Improving search result clustering by integrating semantic information from Wikipedia

Çağatay Çallı

Improving search result clustering by integrating semantic information from Wikipedia

Tezin Türü: Yüksek Lisans

Tezin Yürütüldüğü Kurum: Orta Doğu Teknik Üniversitesi, Fen Bilimleri Enstitüsü, Fen Bilimleri Enstitüsü, Türkiye

Tezin Onay Tarihi: 2010

Öğrenci: Çağatay Çallı

Eş Danışman: GÖKTÜRK ÜÇOLUK, ONUR TOLGA ŞEHİTOĞLU

Açık Arşiv Koleksiyonu: AVESİS Açık Erişim Koleksiyonu

Özet:

Suffix Tree Clustering (STC) is a search result clustering (SRC) algorithm focused on generating overlapping clusters with meaningful labels in linear time.
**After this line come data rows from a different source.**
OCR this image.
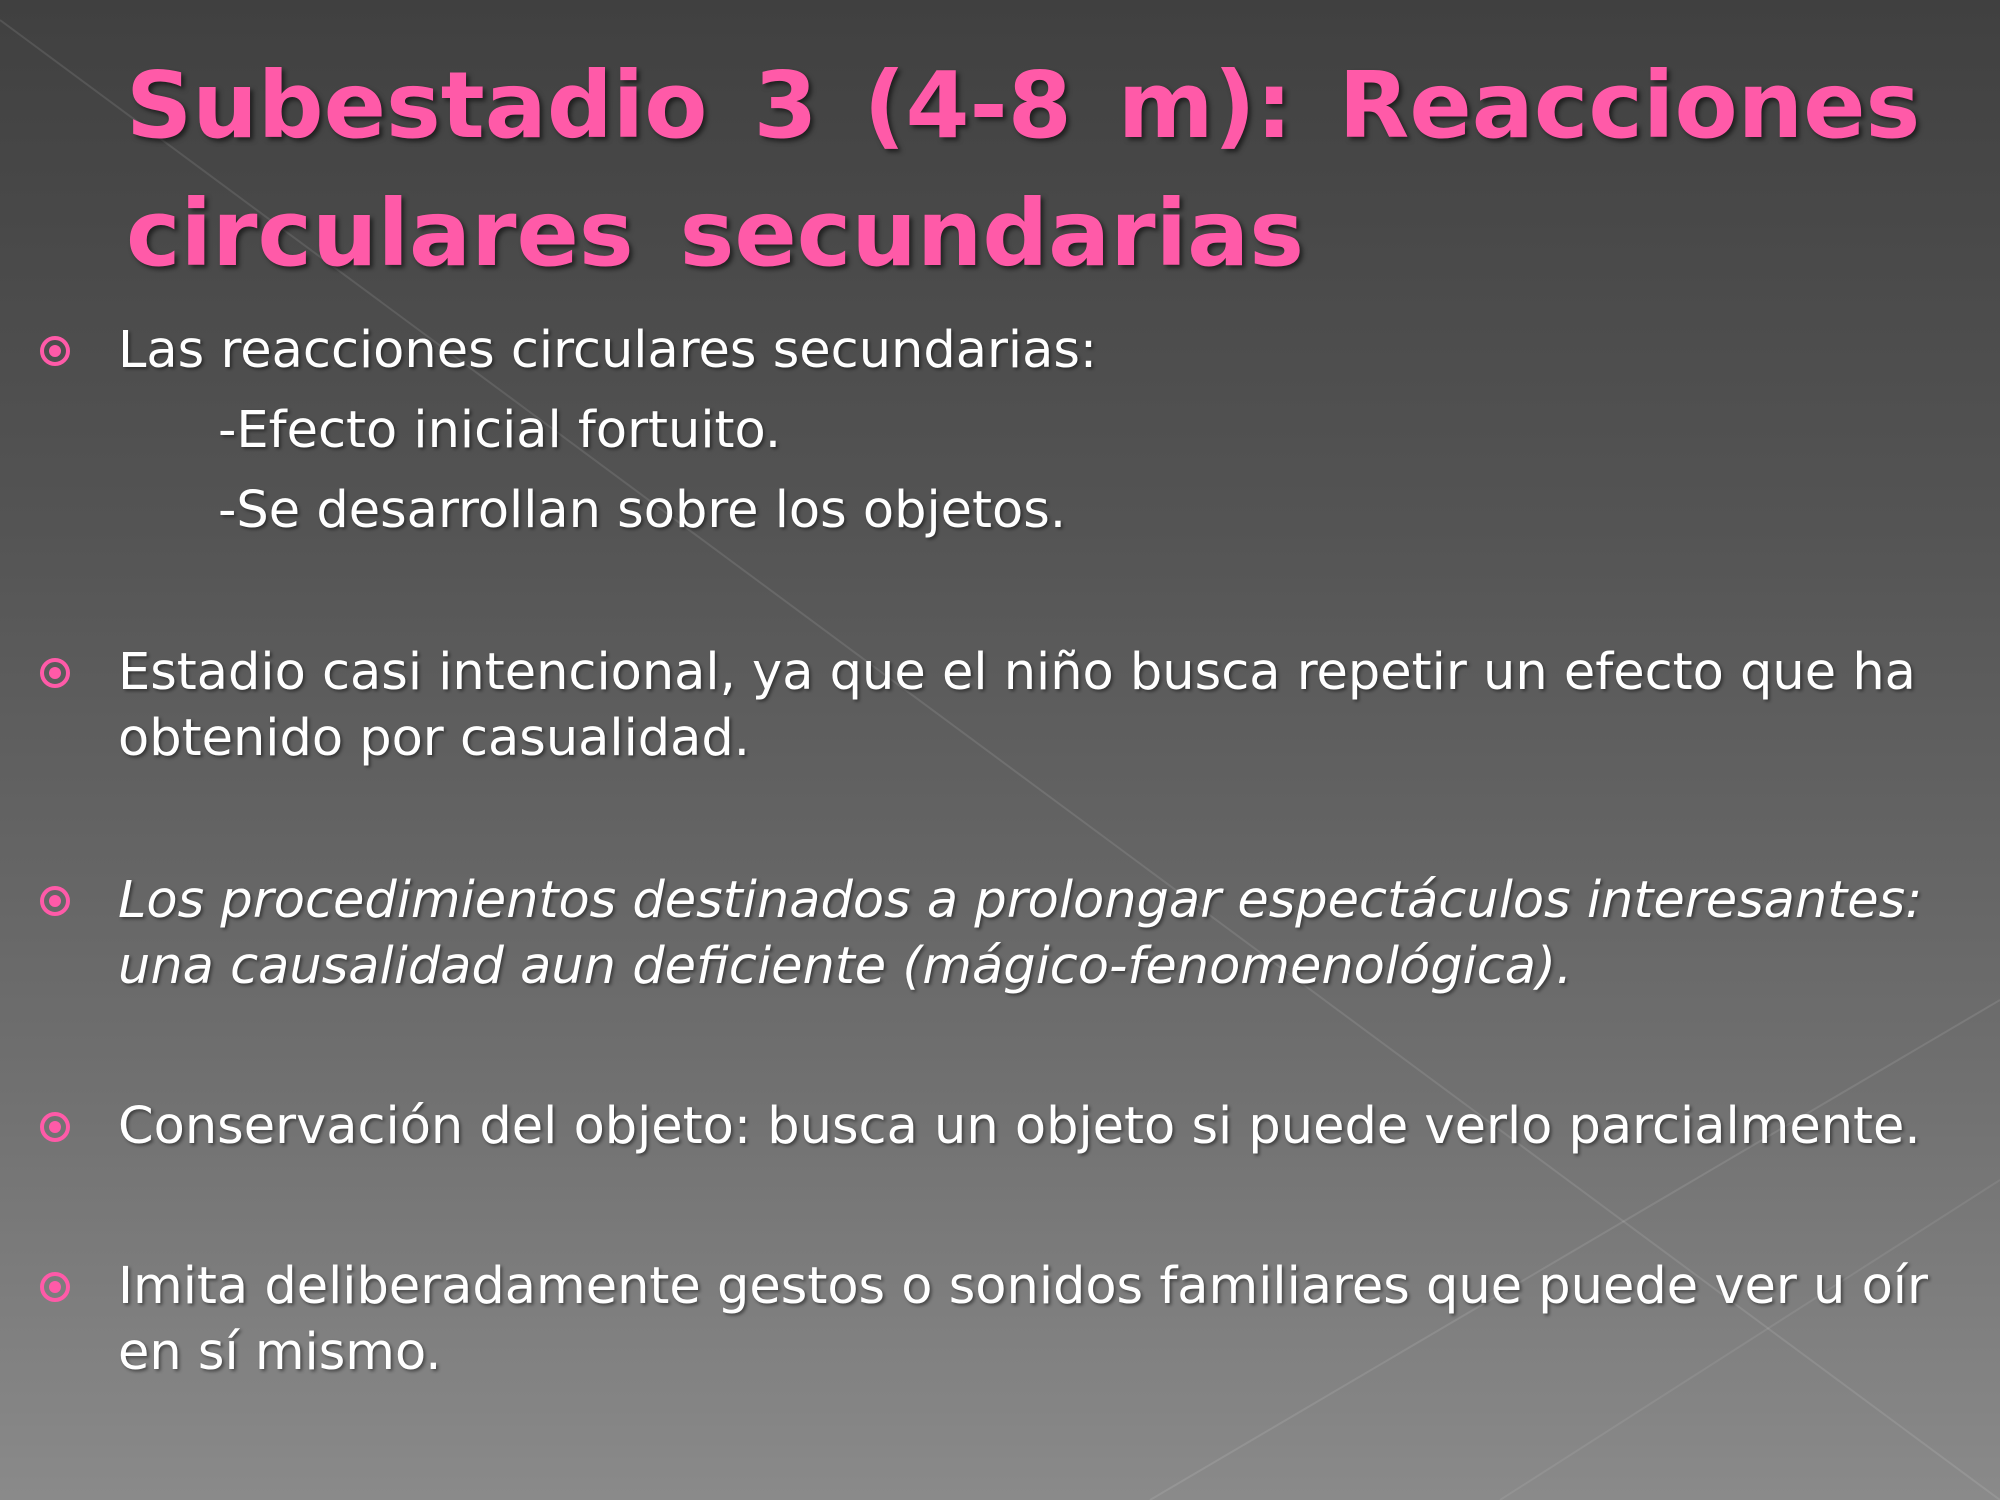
Subestadio 3 (4-8 m): Reacciones
circulares secundarias

Las reacciones circulares secundarias:
-Efecto inicial fortuito.
-Se desarrollan sobre los objetos.

Estadio casi intencional, ya que el niño busca repetir un efecto que ha
obtenido por casualidad.

Los procedimientos destinados a prolongar espectáculos interesantes:
una causalidad aun deficiente (mágico-fenomenológica).

Conservación del objeto: busca un objeto si puede verlo parcialmente.

Imita deliberadamente gestos o sonidos familiares que puede ver u oír
en sí mismo.
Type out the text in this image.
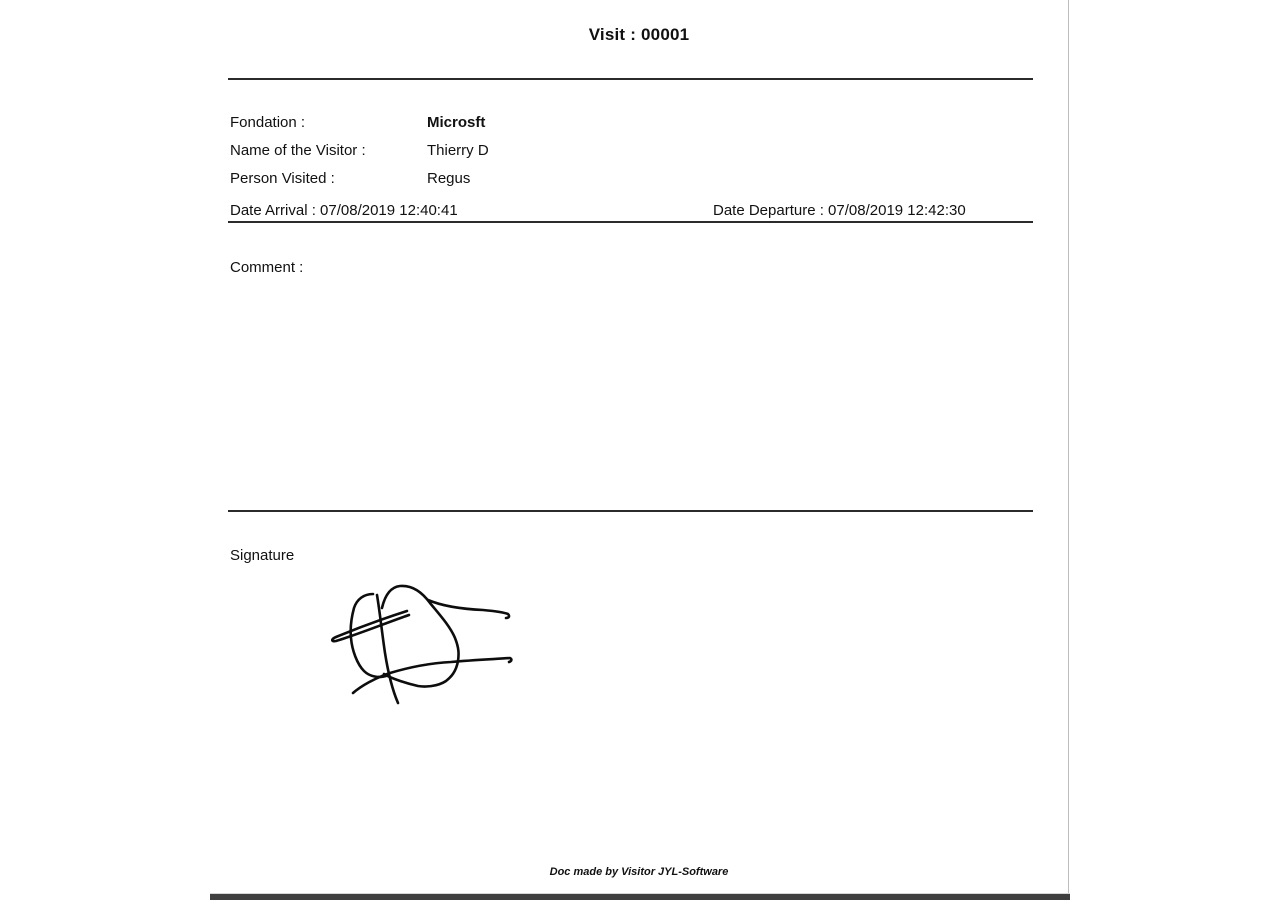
Visit : 00001
Fondation :	Microsft
Name of the Visitor :	Thierry D
Person Visited :	Regus
Date Arrival : 07/08/2019 12:40:41	Date Departure : 07/08/2019 12:42:30
Comment :
Signature
Doc made by Visitor JYL-Software
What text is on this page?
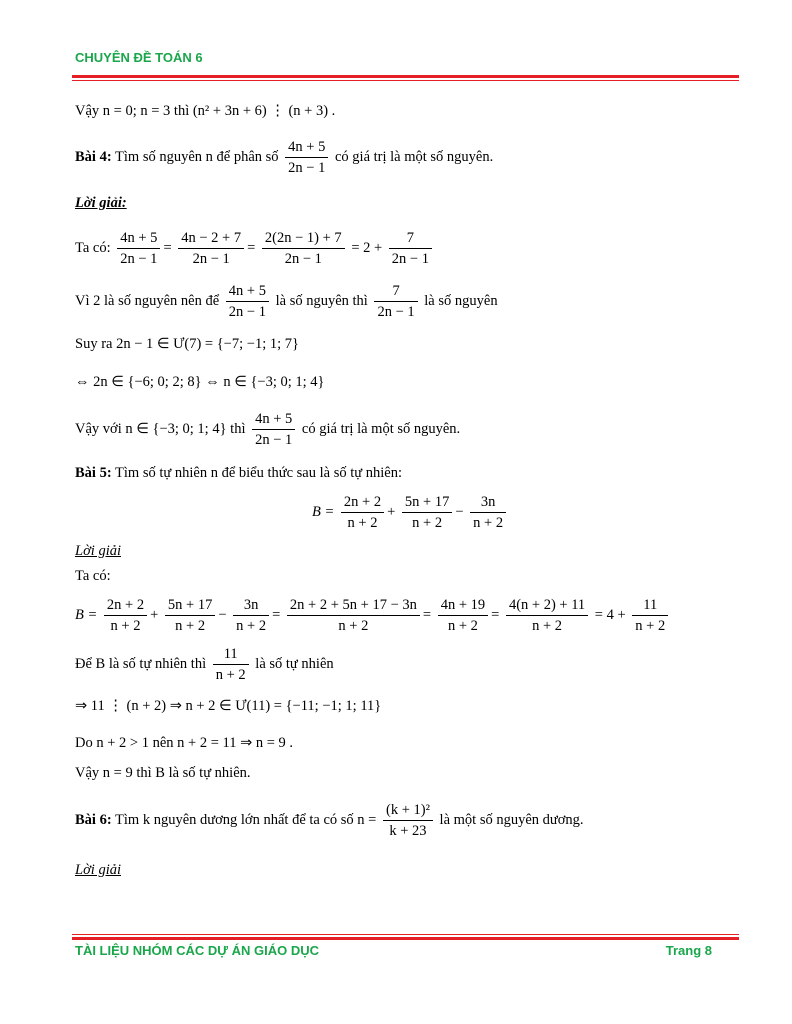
CHUYÊN ĐỀ TOÁN 6
Vậy n = 0; n = 3 thì (n² + 3n + 6) ⋮ (n + 3) .
Bài 4: Tìm số nguyên n để phân số $\frac{4n + 5}{2n - 1}$ có giá trị là một số nguyên.
Lời giải:
Ta có: $\frac{4n + 5}{2n - 1} = \frac{4n - 2 + 7}{2n - 1} = \frac{2(2n - 1) + 7}{2n - 1} = 2 + \frac{7}{2n - 1}$
Vì 2 là số nguyên nên để $\frac{4n + 5}{2n - 1}$ là số nguyên thì $\frac{7}{2n - 1}$ là số nguyên
Suy ra 2n − 1 ∈ Ư(7) = {−7; −1; 1; 7}
⇔ 2n ∈ {−6; 0; 2; 8} ⇔ n ∈ {−3; 0; 1; 4}
Vậy với n ∈ {−3; 0; 1; 4} thì $\frac{4n + 5}{2n - 1}$ có giá trị là một số nguyên.
Bài 5: Tìm số tự nhiên n để biểu thức sau là số tự nhiên:
$B = \frac{2n + 2}{n + 2} + \frac{5n + 17}{n + 2} - \frac{3n}{n + 2}$
Lời giải
Ta có:
$B = \frac{2n + 2}{n + 2} + \frac{5n + 17}{n + 2} - \frac{3n}{n + 2} = \frac{2n + 2 + 5n + 17 - 3n}{n + 2} = \frac{4n + 19}{n + 2} = \frac{4(n + 2) + 11}{n + 2} = 4 + \frac{11}{n + 2}$
Để B là số tự nhiên thì $\frac{11}{n + 2}$ là số tự nhiên
⇒ 11 ⋮ (n + 2) ⇒ n + 2 ∈ Ư(11) = {−11; −1; 1; 11}
Do n + 2 > 1 nên n + 2 = 11 ⇒ n = 9 .
Vậy n = 9 thì B là số tự nhiên.
Bài 6: Tìm k nguyên dương lớn nhất để ta có số $n = \frac{\text{(k + 1)²}}{k + 23}$ là một số nguyên dương.
Lời giải
TÀI LIỆU NHÓM CÁC DỰ ÁN GIÁO DỤC	Trang 8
It showed the feasibility of SRC but in time, subsequent studies introduced description-first algorithms that generate better labels and achieve higher precision. Still, STC remained as the fastest SRC algorithm and there appeared studies concerned with different problems of STC. In this thesis, semantic relations between cluster labels and documents are exploited to filter out noisy labels and improve merging phase of STC. Wikipedia is used to identify these relations and methods for integrating semantic information to STC are suggested. Semantic features are shown to be effective for SRC task when used together with term frequency vectors. Furthermore, there were no SRC studies on Turkish up to now. In this thesis, a dataset for Turkish is introduced and a number of methods are tested on Turkish.